Bethesda of Aberdeen, a daycare facility in northeastern South Dakota, chose to limit its capacity to the children of employees for the long-term care facility but was able to keep all of its daycare workers, said April Wirth, operations director of the daycare.
Workers were reassigned to other tasks within the long-term care facility until the need for more child care providers returned this spring. The daycare is almost back to its pre-pandemic capacity, and Wirth said she expects to need additional workers soon.
The decision to close care to the community was tough, she said, and the facility still hasn’t regained all of the children who were formerly enrolled.
“We felt the right thing to do was to close to the community to try to keep the employees at the long-term care facility as safe as possible and still allow them to work because they were essential workers,” she said.
In a Brookings County study of child care availability released in May 2021, the majority of responding parents said they had to contact at least three providers before finding an opening. One respondent said she called 21 facilities and was only able to find a slot nine months out from her request.
Another family had to take two children to two different facilities because they could not find a location with two openings. A single mother reported that she spent almost three-fourths of her monthly income on childcare. Some families chose to keep a parent at home because they couldn’t find child care, and another parent had reservations about moving to Brookings over fears they wouldn’t be able to find an opening.
The survey also showed that the majority of parents who responded use un-registered in-home day cares, but would prefer to take their child to a facility licensed by the state.

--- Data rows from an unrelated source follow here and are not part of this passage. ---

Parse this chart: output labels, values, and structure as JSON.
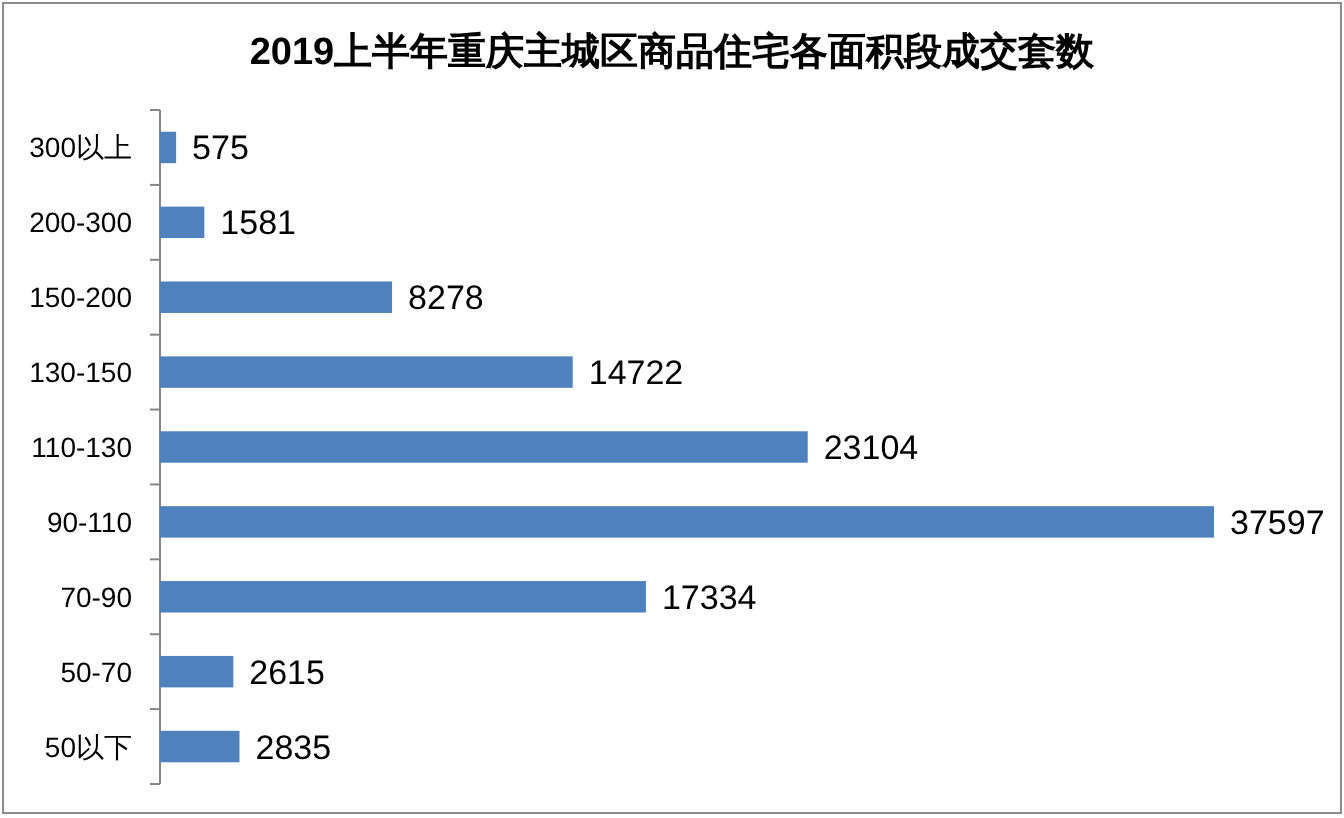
{
  "chart_data": {
    "type": "bar",
    "orientation": "horizontal",
    "title": "2019上半年重庆主城区商品住宅各面积段成交套数",
    "categories": [
      "300以上",
      "200-300",
      "150-200",
      "130-150",
      "110-130",
      "90-110",
      "70-90",
      "50-70",
      "50以下"
    ],
    "values": [
      575,
      1581,
      8278,
      14722,
      23104,
      37597,
      17334,
      2615,
      2835
    ],
    "color": "#4f81bd",
    "data_labels": true
  }
}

About 800 child care facilities are licensed, but Early Learner South Dakota and Kids Count estimate there are more than 2,000 daycare providers across the state. Only licensed providers are able to receive relief funds given to the state, such as those in the American Rescue Plan.
The South Dakota Department of Social Services received more than $100 million for child care development and stabilization through the American Rescue Plan. That money can be used by providers for expenses such as personnel costs, rent, utilities, facilities maintenance, insurance, personal protective equipment, other health and safety practices and mental health services for child care provider staff and children.
“The State of South Dakota would likely have a hard time reaching out to more than half of the child care capacity in the state to promote these resources, because those child care providers are not registered,” according to the brief from the Federal Reserve Bank of Minneapolis.
The Oglala Sioux Tribe child care program is subsidy based, Big Crow said, and is the go-to option for families who need help paying for child care. Families receive aid based on income. CARES Act and American Rescue Plan funding is being used to pay 100% of the cost for families working in essential services and for families who just barely earn more than the threshold for aid but still can’t afford child care, Big Crow said. Part of that money is also being used to expand services to tribal members living in Rapid City.
The Federal Reserve Bank of Minneapolis report suggested that to improve South Dakota’s child care infrastructure, the Legislature should look at expanding already existing subsidy programs, consider requiring more agencies to register, research the current child care landscape more and bring more Native American, immigrant, and communities of color into conversations about improving child care.